Belanghebbende heeft in zijn aangiften omzetbelasting voor het vierde kwartaal 2015 en eerste kwartaal 2016 het volgende vermeld:
vierde kwartaal 2015 |
eerste kwartaal 2016 |
||||
belaste omzet |
€ 5.500 |
€ 1.500 |
|||
verschuldigde btw |
€ 1.155 |
€ 315 |
|||
voorbelasting |
€ 252 - |
nihil |
|||
te voldoen op aangifte |
€ 903 |
€ 315 |
De bedragen van € 903 en € 315 zijn door belanghebbende vervolgens op aangifte voldaan.
Belanghebbende heeft in Nederland geen intracommunautaire verwervingen als bedoeld in artikel 17a van de Wet op de omzetbelasting 1968 (Wet OB 1968) aangegeven. [B GmbH] heeft geen intracommunautaire leveringen aan belanghebbende “gelist” (gemeld) in zijn lijst als bedoeld in artikel 262 van de BTW-richtlijn 2006/112/EG.
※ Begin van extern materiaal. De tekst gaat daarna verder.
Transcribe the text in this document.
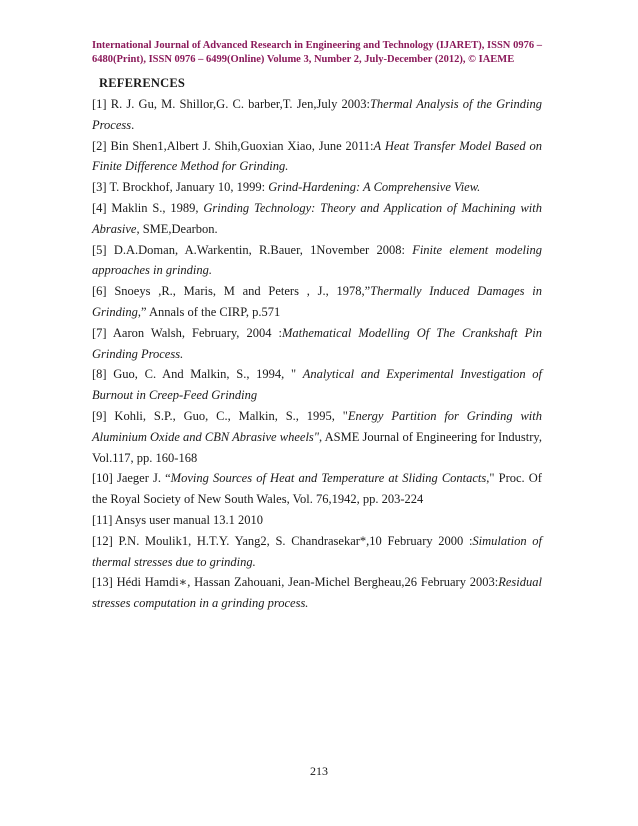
International Journal of Advanced Research in Engineering and Technology (IJARET), ISSN 0976 – 6480(Print), ISSN 0976 – 6499(Online) Volume 3, Number 2, July-December (2012), © IAEME
REFERENCES
[1] R. J. Gu, M. Shillor,G. C. barber,T. Jen,July 2003:Thermal Analysis of the Grinding Process.
[2] Bin Shen1,Albert J. Shih,Guoxian Xiao, June 2011:A Heat Transfer Model Based on Finite Difference Method for Grinding.
[3] T. Brockhof, January 10, 1999: Grind-Hardening: A Comprehensive View.
[4] Maklin S., 1989, Grinding Technology: Theory and Application of Machining with Abrasive, SME,Dearbon.
[5] D.A.Doman, A.Warkentin, R.Bauer, 1November 2008: Finite element modeling approaches in grinding.
[6] Snoeys ,R., Maris, M and Peters , J., 1978,”Thermally Induced Damages in Grinding,” Annals of the CIRP, p.571
[7] Aaron Walsh, February, 2004 :Mathematical Modelling Of The Crankshaft Pin Grinding Process.
[8] Guo, C. And Malkin, S., 1994, " Analytical and Experimental Investigation of Burnout in Creep-Feed Grinding
[9] Kohli, S.P., Guo, C., Malkin, S., 1995, "Energy Partition for Grinding with Aluminium Oxide and CBN Abrasive wheels", ASME Journal of Engineering for Industry, Vol.117, pp. 160-168
[10] Jaeger J. “Moving Sources of Heat and Temperature at Sliding Contacts," Proc. Of the Royal Society of New South Wales, Vol. 76,1942, pp. 203-224
[11] Ansys user manual 13.1 2010
[12] P.N. Moulik1, H.T.Y. Yang2, S. Chandrasekar*,10 February 2000 :Simulation of thermal stresses due to grinding.
[13] Hédi Hamdi∗, Hassan Zahouani, Jean-Michel Bergheau,26 February 2003:Residual stresses computation in a grinding process.
213
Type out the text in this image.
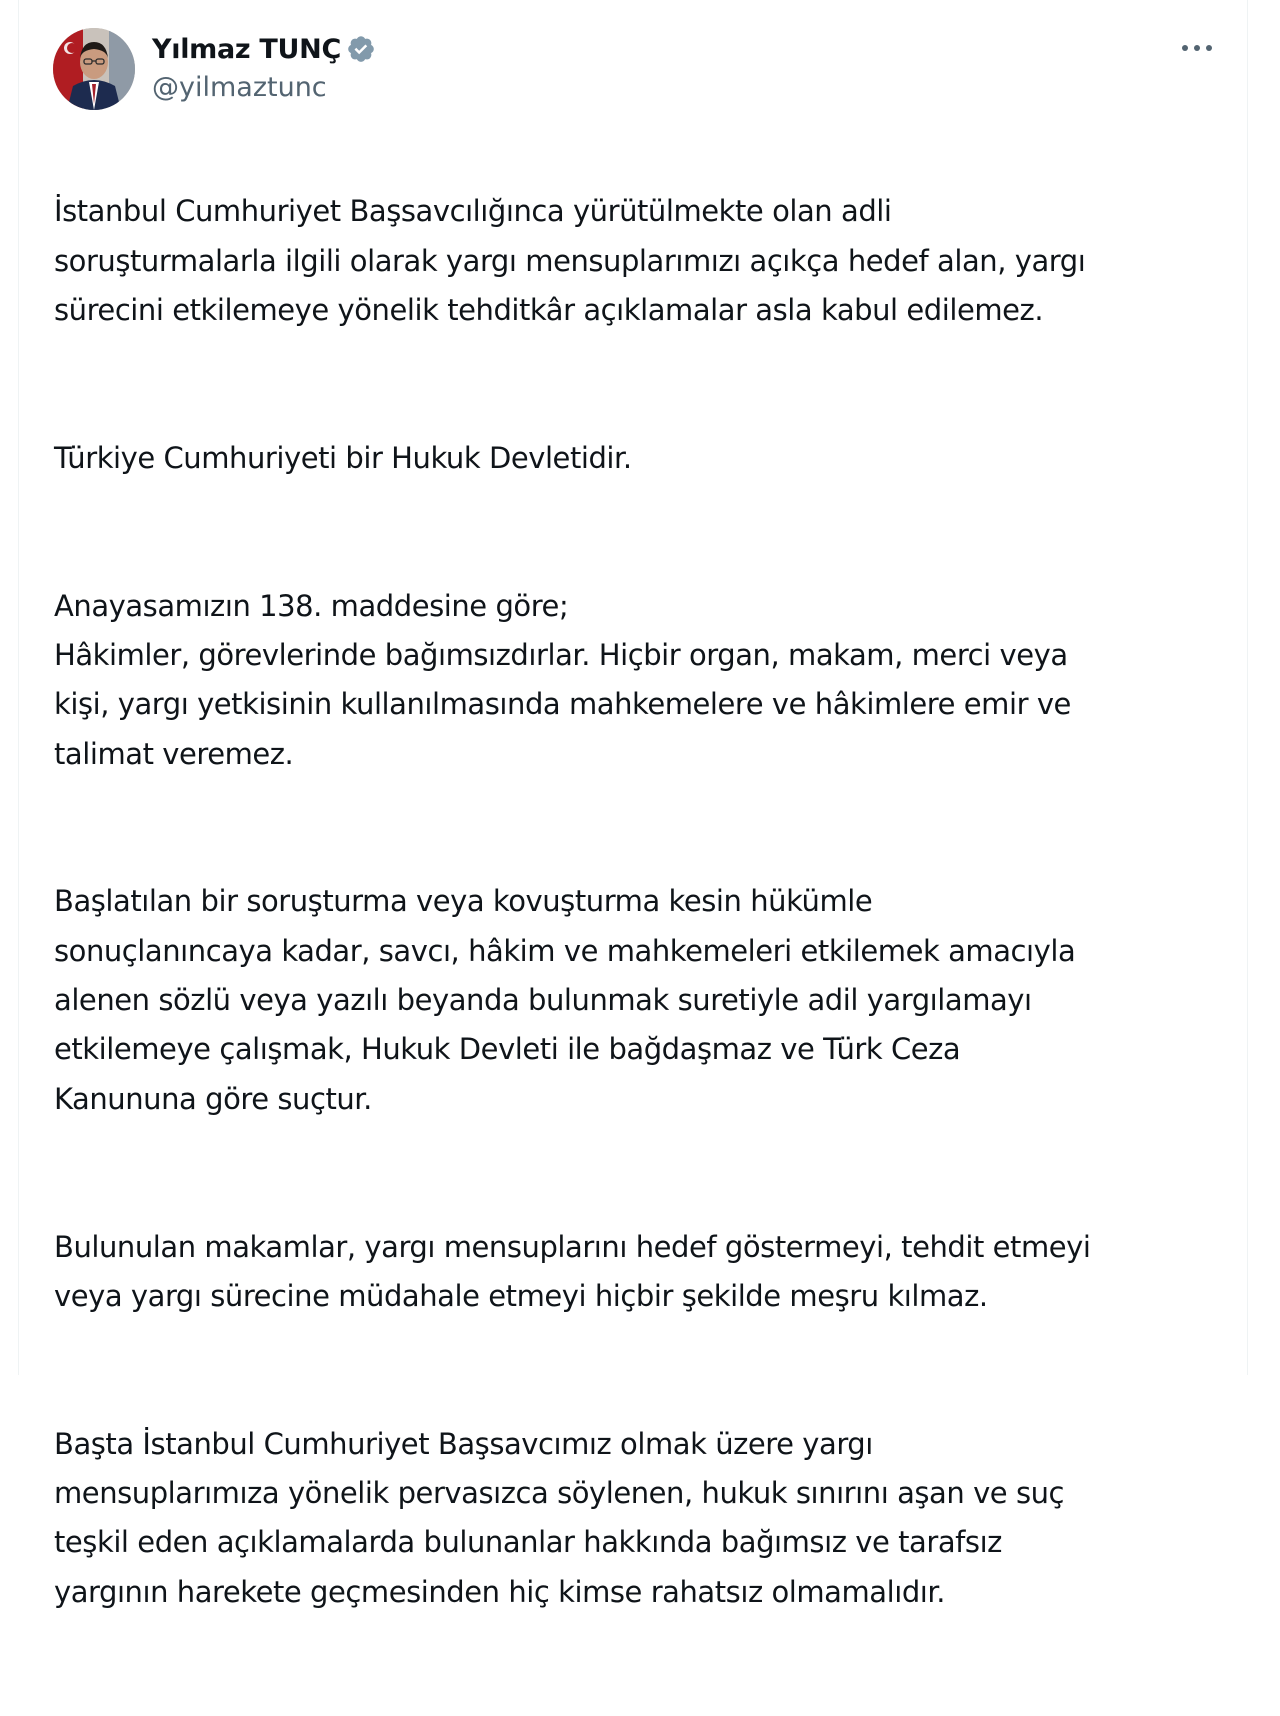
Yılmaz TUNÇ
@yilmaztunc

İstanbul Cumhuriyet Başsavcılığınca yürütülmekte olan adli
soruşturmalarla ilgili olarak yargı mensuplarımızı açıkça hedef alan, yargı
sürecini etkilemeye yönelik tehditkâr açıklamalar asla kabul edilemez.

Türkiye Cumhuriyeti bir Hukuk Devletidir.

Anayasamızın 138. maddesine göre;
Hâkimler, görevlerinde bağımsızdırlar. Hiçbir organ, makam, merci veya
kişi, yargı yetkisinin kullanılmasında mahkemelere ve hâkimlere emir ve
talimat veremez.

Başlatılan bir soruşturma veya kovuşturma kesin hükümle
sonuçlanıncaya kadar, savcı, hâkim ve mahkemeleri etkilemek amacıyla
alenen sözlü veya yazılı beyanda bulunmak suretiyle adil yargılamayı
etkilemeye çalışmak, Hukuk Devleti ile bağdaşmaz ve Türk Ceza
Kanununa göre suçtur.

Bulunulan makamlar, yargı mensuplarını hedef göstermeyi, tehdit etmeyi
veya yargı sürecine müdahale etmeyi hiçbir şekilde meşru kılmaz.

Başta İstanbul Cumhuriyet Başsavcımız olmak üzere yargı
mensuplarımıza yönelik pervasızca söylenen, hukuk sınırını aşan ve suç
teşkil eden açıklamalarda bulunanlar hakkında bağımsız ve tarafsız
yargının harekete geçmesinden hiç kimse rahatsız olmamalıdır.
Tot de stukken van het geding behoort een afschrift van een controlerapport, datum rapport 28 mei 2018, van een bij belanghebbende ingesteld boekenonderzoek dat is aangevangen op 24 februari 2016. Naar aanleiding van de bevindingen bij het boekenonderzoek heeft de Inspecteur belanghebbende de onderhavige naheffingsaanslag opgelegd ten bedrage van € 48.195 (verschuldigde btw 2015 € 1.365 minus voorbelasting
€ 252 minus aangegeven en voldaan € 903, wordt na te heffen € 210 en verschuldigde btw 2016 € 48.300 minus aangegeven en voldaan € 315, wordt na te heffen € 47.985) en daarbij gelijktijdig belastingrente aan belanghebbende berekend.
De Rechtbank
3. De Rechtbank heeft, voor zover in hoger beroep van belang, geoordeeld, waarbij belanghebbende is aangeduid als eiser en de Inspecteur als verweerder:
”(…)
4. De bewijslast dat een naheffingsaanslag terecht en naar het juiste bedrag is opgelegd rust op verweerder. Niet in geschil is dat eiser in ieder geval tot 6 januari 2016 ondernemer was in de zin van artikel 7 van de Wet op de omzetbelasting 1968 (de Wet). Evenmin is in geschil dat eiser de onder
1. vermelde facturen heeft uitgeschreven en dat hij (gedeeltelijke) betaling daarvan heeft ontvangen op zijn bankrekening. Ook is niet in geschil dat het in Duitsland gevestigde [B GmbH] ( [B GmbH] ) voor de levering van de drie voertuigen waarop de onder 1 vermelde facturen zien, aan eiser drie facturen heeft uitgereikt voor in totaal € 228.000 en dat eiser hiervan € 135.725 heeft voldaan aan [B GmbH] . Met de verwijzing naar de betalingsbewijzen en de in- en verkoopfacturen waarop ook het btw-nummer van eiser wordt vermeld, heeft verweerder dan ook voldoende onderbouwd dat eiser na 6 januari 2016 economische prestaties heeft verricht en aldus ondernemer is voor de omzetbelasting. De rechtbank neemt daarbij mede in aanmerking dat eiser niet bestrijdt dat hij ondernemer is voor zijn bemiddelingsactiviteiten. Een redelijke verdeling van de bewijslast brengt dan mee dat eiser aannemelijk maakt dat hij na 6 januari 2016 niet langer handelde als ondernemer in de zin van de omzetbelasting.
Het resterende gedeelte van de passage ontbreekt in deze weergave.